We found many disease response and signal perception and transduction related genes which are known to be often organized in clusters along the chromosomes, are among the Tos17 preferred target genes, and that this organization in tandem series creates hot spot regions along the chromosomes. A striking example are the NB-ARC domain containing genes, with 14 representatives among the 274 very hot spots of the genome (5.1%) though they represent only 1.16 % of the non TE genes (494:42,653). Results presented here confirmed that insertion sites highly accessible to Tos17 exhibit a narrow GC content range. Taken together these results are consistent with the findings of Miyao and collaborators (Miyao et al. 2003), who attributed this preference to the overall clustering of these genes and the overlap of their GC content with the narrow GC content distribution of Tos17 target sites. Another hypothesis for explaining high frequency integration in certain categories of genes is that these are preferentially expressed in dedifferentiated cells during tissue culture and that Tos17 benefits from these windows of open chromatin structure to insert specifically in these genes. We showed that indeed Tos17 target genes exhibit a 2 to 3 fold higher expression frequency in callus tissues than random rice genes. However, Tos17 preferred genes do not appear to have a significantly higher level of expression in callus tissues than random genes. On the other hand, frequency and level of expression of genes hot spots for integration in callus did not differ from those of genes prone to single Tos17 insertions suggesting that high frequency insertion might be more related to specific GC content or DNA structure than to particular expression in callus tissues.

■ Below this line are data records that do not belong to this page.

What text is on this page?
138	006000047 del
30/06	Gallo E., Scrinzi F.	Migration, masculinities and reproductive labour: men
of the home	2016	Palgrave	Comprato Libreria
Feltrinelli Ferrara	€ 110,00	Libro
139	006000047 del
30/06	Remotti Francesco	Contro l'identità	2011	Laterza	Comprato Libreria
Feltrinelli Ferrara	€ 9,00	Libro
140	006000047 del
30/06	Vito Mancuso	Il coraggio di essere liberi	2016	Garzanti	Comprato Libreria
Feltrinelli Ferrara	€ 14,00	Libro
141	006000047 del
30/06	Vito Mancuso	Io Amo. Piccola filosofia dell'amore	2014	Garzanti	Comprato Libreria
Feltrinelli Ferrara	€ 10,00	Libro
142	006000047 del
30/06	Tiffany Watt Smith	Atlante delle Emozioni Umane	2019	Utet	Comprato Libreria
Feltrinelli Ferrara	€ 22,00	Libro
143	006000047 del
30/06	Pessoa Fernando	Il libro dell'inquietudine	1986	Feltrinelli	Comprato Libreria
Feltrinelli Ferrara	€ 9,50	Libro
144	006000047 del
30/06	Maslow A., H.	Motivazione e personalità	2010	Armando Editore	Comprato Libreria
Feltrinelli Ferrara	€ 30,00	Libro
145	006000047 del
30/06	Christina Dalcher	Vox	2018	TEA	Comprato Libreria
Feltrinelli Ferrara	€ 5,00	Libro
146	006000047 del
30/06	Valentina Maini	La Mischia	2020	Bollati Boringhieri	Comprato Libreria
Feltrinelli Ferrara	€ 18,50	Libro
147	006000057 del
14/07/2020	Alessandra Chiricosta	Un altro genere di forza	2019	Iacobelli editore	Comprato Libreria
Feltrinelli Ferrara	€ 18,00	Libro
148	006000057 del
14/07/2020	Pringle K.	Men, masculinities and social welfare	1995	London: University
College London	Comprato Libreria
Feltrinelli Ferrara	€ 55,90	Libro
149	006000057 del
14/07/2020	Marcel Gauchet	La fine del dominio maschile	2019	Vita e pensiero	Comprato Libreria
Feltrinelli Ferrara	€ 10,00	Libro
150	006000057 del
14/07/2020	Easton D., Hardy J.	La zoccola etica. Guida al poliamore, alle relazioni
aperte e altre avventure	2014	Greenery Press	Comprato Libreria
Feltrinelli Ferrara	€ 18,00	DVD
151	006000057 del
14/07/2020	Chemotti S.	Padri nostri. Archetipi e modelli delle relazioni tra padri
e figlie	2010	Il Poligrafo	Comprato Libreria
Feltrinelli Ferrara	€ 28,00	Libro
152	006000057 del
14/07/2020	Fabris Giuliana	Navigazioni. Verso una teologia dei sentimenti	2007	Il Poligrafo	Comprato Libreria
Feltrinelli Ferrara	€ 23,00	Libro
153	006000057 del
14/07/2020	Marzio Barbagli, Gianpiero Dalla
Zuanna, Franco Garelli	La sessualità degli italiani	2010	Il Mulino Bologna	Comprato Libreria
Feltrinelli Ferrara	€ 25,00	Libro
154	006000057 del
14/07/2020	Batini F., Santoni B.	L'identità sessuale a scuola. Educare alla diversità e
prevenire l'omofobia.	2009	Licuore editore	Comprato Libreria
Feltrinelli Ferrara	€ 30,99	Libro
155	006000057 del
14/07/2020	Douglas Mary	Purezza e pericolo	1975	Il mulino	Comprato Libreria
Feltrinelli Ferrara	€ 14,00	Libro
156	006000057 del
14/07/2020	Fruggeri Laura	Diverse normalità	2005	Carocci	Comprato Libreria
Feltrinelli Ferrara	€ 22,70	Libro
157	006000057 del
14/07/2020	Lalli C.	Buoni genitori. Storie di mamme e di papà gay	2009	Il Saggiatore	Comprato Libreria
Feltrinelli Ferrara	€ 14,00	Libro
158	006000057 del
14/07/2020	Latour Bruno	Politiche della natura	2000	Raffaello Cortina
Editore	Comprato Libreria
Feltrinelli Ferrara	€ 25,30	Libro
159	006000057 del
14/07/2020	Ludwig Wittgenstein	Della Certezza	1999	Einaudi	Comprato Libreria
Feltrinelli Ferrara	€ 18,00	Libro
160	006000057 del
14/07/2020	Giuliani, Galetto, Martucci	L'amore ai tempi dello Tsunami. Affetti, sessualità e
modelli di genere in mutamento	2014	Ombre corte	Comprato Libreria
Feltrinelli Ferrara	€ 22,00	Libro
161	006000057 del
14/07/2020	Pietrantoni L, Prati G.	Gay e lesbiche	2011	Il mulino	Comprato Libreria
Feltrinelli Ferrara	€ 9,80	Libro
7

The large allelic series existing in genes which are Tos17 preferred targets (see Supplementary Table 2) also offers, when the phenotypic information of the corresponding lines is available, a straightforward means for establishing in silico links between gene disruption and phenotypes and provide a clue on gene function. Phenotypes of these lines are accessible at http://urgi.versailles.inra.fr/OryzaTagLine.

In conclusion, this first characterization of Tos17 inserts in the T-DNA library of rice using the TOSTRAP protocol proved very cost effective since it rapidly increased the range of novel genes tagged, not only because of the still low coverage of the genome by the inserts in the population but also because of an insertion preference in different types of genes than those tagged by the T-DNA. This indicates that advantage in characterizing Tos17 inserts in a T-DNA collection lies more in a highly complementary tagging of additional genes than in finding alleles in a same genetic background in genes already tagged by the T-DNA. This greatly enhances the library genome coverage and its overall value for implementing forward and reverse genetics strategies targeting specific traits.